Stephen Davismoon ‘Il Guido’

(Stradivarius 2024)

Nelle sue migliori espressioni, il flauto ha, a mio modo di sentire, la particolarità di congiungere l’evocazione di tempi, spazi e storie antichi, ancestrali, misteriosi ed etnici con l’arditezza di una sperimentazione eurocolta che ha in Luigi Nono uno dei suoi più illustri numi tutelari: il flauto può riuscire a plasmare il connubio tra la natura materica di voci animali ed echi tellurici con la leggerezza eterea di un fiato che configura un suono non preimmaginabile.
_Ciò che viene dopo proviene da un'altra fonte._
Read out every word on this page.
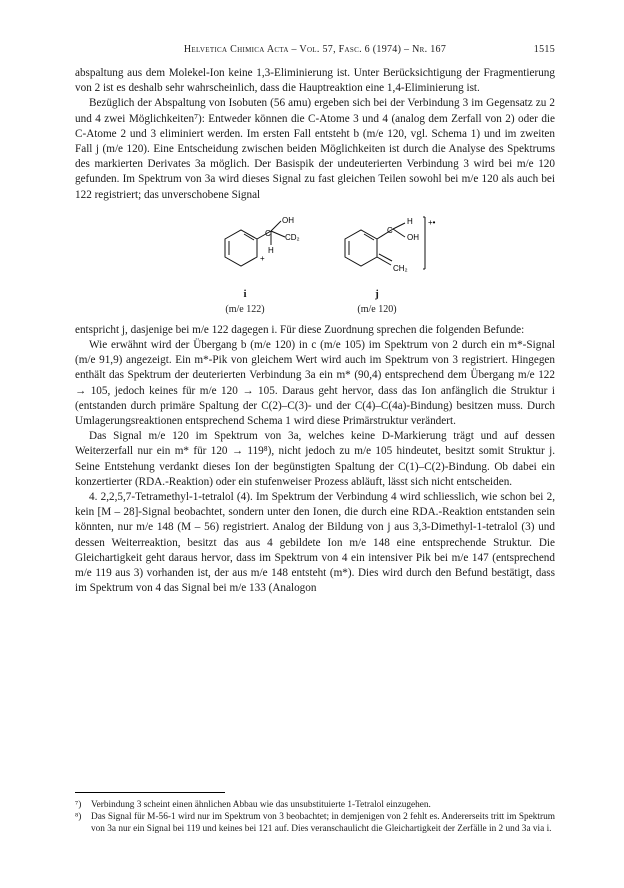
Helvetica Chimica Acta – Vol. 57, Fasc. 6 (1974) – Nr. 167	1515

abspaltung aus dem Molekel-Ion keine 1,3-Eliminierung ist. Unter Berücksichtigung der Fragmentierung von 2 ist es deshalb sehr wahrscheinlich, dass die Hauptreaktion eine 1,4-Eliminierung ist.

Bezüglich der Abspaltung von Isobuten (56 amu) ergeben sich bei der Verbindung 3 im Gegensatz zu 2 und 4 zwei Möglichkeiten⁷): Entweder können die C-Atome 3 und 4 (analog dem Zerfall von 2) oder die C-Atome 2 und 3 eliminiert werden. Im ersten Fall entsteht b (m/e 120, vgl. Schema 1) und im zweiten Fall j (m/e 120). Eine Entscheidung zwischen beiden Möglichkeiten ist durch die Analyse des Spektrums des markierten Derivates 3a möglich. Der Basispik der undeuterierten Verbindung 3 wird bei m/e 120 gefunden. Im Spektrum von 3a wird dieses Signal zu fast gleichen Teilen sowohl bei m/e 120 als auch bei 122 registriert; das unverschobene Signal

OH
C CD₂
H
+
H
C
OH
CH₂
+•
i
(m/e 122)
j
(m/e 120)

entspricht j, dasjenige bei m/e 122 dagegen i. Für diese Zuordnung sprechen die folgenden Befunde:

Wie erwähnt wird der Übergang b (m/e 120) in c (m/e 105) im Spektrum von 2 durch ein m*-Signal (m/e 91,9) angezeigt. Ein m*-Pik von gleichem Wert wird auch im Spektrum von 3 registriert. Hingegen enthält das Spektrum der deuterierten Verbindung 3a ein m* (90,4) entsprechend dem Übergang m/e 122 → 105, jedoch keines für m/e 120 → 105. Daraus geht hervor, dass das Ion anfänglich die Struktur i (entstanden durch primäre Spaltung der C(2)–C(3)- und der C(4)–C(4a)-Bindung) besitzen muss. Durch Umlagerungsreaktionen entsprechend Schema 1 wird diese Primärstruktur verändert.

Das Signal m/e 120 im Spektrum von 3a, welches keine D-Markierung trägt und auf dessen Weiterzerfall nur ein m* für 120 → 119⁸), nicht jedoch zu m/e 105 hindeutet, besitzt somit Struktur j. Seine Entstehung verdankt dieses Ion der begünstigten Spaltung der C(1)–C(2)-Bindung. Ob dabei ein konzertierter (RDA.-Reaktion) oder ein stufenweiser Prozess abläuft, lässt sich nicht entscheiden.

4. 2,2,5,7-Tetramethyl-1-tetralol (4). Im Spektrum der Verbindung 4 wird schliesslich, wie schon bei 2, kein [M – 28]-Signal beobachtet, sondern unter den Ionen, die durch eine RDA.-Reaktion entstanden sein könnten, nur m/e 148 (M – 56) registriert. Analog der Bildung von j aus 3,3-Dimethyl-1-tetralol (3) und dessen Weiterreaktion, besitzt das aus 4 gebildete Ion m/e 148 eine entsprechende Struktur. Die Gleichartigkeit geht daraus hervor, dass im Spektrum von 4 ein intensiver Pik bei m/e 147 (entsprechend m/e 119 aus 3) vorhanden ist, der aus m/e 148 entsteht (m*). Dies wird durch den Befund bestätigt, dass im Spektrum von 4 das Signal bei m/e 133 (Analogon

⁷)	Verbindung 3 scheint einen ähnlichen Abbau wie das unsubstituierte 1-Tetralol einzugehen.
⁸)	Das Signal für M-56-1 wird nur im Spektrum von 3 beobachtet; in demjenigen von 2 fehlt es. Andererseits tritt im Spektrum von 3a nur ein Signal bei 119 und keines bei 121 auf. Dies veranschaulicht die Gleichartigkeit der Zerfälle in 2 und 3a via i.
In questo encomiabile progetto nato dalla collaborazione tra Tempo Reale/Liverpool Hope University, la fusione tra il carattere mitico e mistico del flauto e le sue venature creative, inattuali e imprevedibili, è esercitata, attivata, esplorata e valorizzata da uno dei suoi più grandi maestri contemporanei, Roberto Fabbriciani: egli ci guida nei meandri sottili, nascosti e affascinanti delle possibilità sonore dei flauti, attraversando le sei composizioni di Stephen Davismoon, scritte tra il 1993 e il 2024. Nelle intenzioni del compositore (che proprio per lui ha preparato molte delle composizioni qui offerte, per flauto, flauto piccolo, flauto basso, e per flauto e elettronica), lui è Il Guido (brano eponimo che apre l’album), ovvero la guida in questo viaggio e al contempo la reincarnazione di Guido d’Arezzo (padre-pioniere della musica occidentale). Il respiro si fa musica e a suggellare questa trasfigurazione è non a caso l’ultima traccia, Breathe, il cui esito lascia chi ascolta incantato: cioè, è ovvio, col fiato sospeso.